Граф нашёлся не за столом, а на софе, и не перед документами, а с книгой — только книгу он не читал, смотрел поверх, опустив прямо на страницу руку с толстостенным стаканом твирова бальзама. Бальзам граф не слишком жаловал, в одиночестве же если и пил, то беззаботное шампанское вино, так что Веня неожиданно для себя даже задумался, стоит ли ему присаживаться рядом.

«Душа моя, я нынче не лучший собеседник», — честно предупредил граф. В нём не было низкого стремления окунуть другого человека в мутную лужу своих переживаний, а потому Веня только крепче вцепился в возможность его разговорить. Забрал у графа несложившееся чтение, пробежал глазами пару абзацев, с досадой признался себе, что не знаком ни с этой книгой, ни с самой её проблематикой. Граф не спал с хроникой деяний некой индокитайской династии, кажется, древней — внизу страницы мелькало упоминание о ещё не разгромленной Империи. Индокитайские имена и названия для Вени были бессмысленным набором символов, проскальзывали мимо сознания и отказывались сложиться в цельный сюжет. Да и сам нерв индокитайских сюжетов уловить отчего-то не получалось, чуждые моральные координаты лишь запутывали навигацию — Веня вряд ли смог бы без подсказки комментаторов отличить индокитайское благородство от индокитайской подлости.

Пришлось задавать графу самые пустые, самые наивные вопросы. Тот отвечал, но без обычного своего вдохновения, блёклым голосом, и нити неожиданных связей не протягивались от факта к факту, не сплетались немыслимым кружевом в голове. Граф, будто это и не граф вовсе, просто читал о неких внешнеполитических перипетиях времён расцвета Империи, о неоправданном вмешательстве Индокитая в войну Империи с росами, причиной которому были какие-то глубоко индокитайские соображения, глухие и тёмные, как вода их внутренних морей.

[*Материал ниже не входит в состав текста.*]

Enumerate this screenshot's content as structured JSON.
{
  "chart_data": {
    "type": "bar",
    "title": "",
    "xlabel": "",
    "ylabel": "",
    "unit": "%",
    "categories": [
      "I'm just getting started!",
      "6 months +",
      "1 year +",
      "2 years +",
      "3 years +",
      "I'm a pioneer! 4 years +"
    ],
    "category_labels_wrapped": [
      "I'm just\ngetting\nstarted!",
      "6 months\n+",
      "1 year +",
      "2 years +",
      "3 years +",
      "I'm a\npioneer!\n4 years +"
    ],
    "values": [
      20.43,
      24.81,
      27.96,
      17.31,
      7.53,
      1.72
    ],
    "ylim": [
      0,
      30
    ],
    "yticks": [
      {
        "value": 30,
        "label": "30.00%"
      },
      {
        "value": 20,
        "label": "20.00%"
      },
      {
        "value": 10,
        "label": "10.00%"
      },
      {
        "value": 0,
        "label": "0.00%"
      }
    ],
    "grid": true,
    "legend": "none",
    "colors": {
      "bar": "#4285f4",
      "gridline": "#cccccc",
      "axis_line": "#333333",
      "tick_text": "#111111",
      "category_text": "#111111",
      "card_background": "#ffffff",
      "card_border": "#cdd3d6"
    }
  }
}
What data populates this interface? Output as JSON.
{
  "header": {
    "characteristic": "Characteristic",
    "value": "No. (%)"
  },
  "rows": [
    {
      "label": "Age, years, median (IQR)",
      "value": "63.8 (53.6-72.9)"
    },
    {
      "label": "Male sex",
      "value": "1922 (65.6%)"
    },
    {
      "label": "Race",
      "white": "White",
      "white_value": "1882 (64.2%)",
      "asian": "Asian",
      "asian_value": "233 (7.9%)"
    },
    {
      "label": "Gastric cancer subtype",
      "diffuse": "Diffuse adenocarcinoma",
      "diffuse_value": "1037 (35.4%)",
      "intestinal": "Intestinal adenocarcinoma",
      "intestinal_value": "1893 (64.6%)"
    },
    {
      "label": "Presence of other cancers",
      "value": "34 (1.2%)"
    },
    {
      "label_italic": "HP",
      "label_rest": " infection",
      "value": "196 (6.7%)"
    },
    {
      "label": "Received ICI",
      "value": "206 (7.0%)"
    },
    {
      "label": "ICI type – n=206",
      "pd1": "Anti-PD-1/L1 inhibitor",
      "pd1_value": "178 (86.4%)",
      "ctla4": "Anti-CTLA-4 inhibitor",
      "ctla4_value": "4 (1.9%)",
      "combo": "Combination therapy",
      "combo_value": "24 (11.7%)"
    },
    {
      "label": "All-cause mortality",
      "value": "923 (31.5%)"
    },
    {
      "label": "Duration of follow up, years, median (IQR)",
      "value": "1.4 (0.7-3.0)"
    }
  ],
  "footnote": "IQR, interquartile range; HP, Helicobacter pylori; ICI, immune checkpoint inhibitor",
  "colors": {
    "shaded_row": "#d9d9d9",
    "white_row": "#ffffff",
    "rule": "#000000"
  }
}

После очередного вопроса наугад граф всё же поддался.

«Хотел бы я и сам понять, что сподвигло их на столь убыточное предприятие, — затем, собственно, и обратился к этому труду. Он принадлежит перу полукровки из Фыйжевска, который провёл большую часть жизни по ту сторону Великого Канала и даже умудрился послужить каллиграфом при монастырской библиотеке, что, как вы понимаете, редкая удача для инородца… Впрочем, неважно, неважно… Всё равно я не пробился за ночь дальше второй главы, и это отнюдь не вина автора».

«Что же вас так гложет?»

Граф ещё немного побыл эталоном вежливости, виртуозно подыскивая ничего не значащие фразы, но в конце концов запас его светских оговорок был исчерпан.

«Это прозвучит недостойно, душа моя. Недостойно и мелко в свете вершащихся перемен. Я всего лишь сам себя утомил. Нынешняя публичность высосала из меня все соки — не в том даже смысле, что я устал от каких-либо дел, а… — он неодобрительно качнул головой, будто жалея, что не может себя же пристыдить изящной колкостью. — Знаете, накануне первого свидания Революционного Комитета с генералами мы с господином Гныщевичем всё не могли насытиться проигрыванием различных вариантов хода грядущей беседы — задавали друг другу риторические задачки уже той степени замысловатости, которая, положа руку на сердце, для наших генералов вовсе неподъёмна. Очаровательная, к слову, тренировка, после неё реальный разговор показался детской забавой».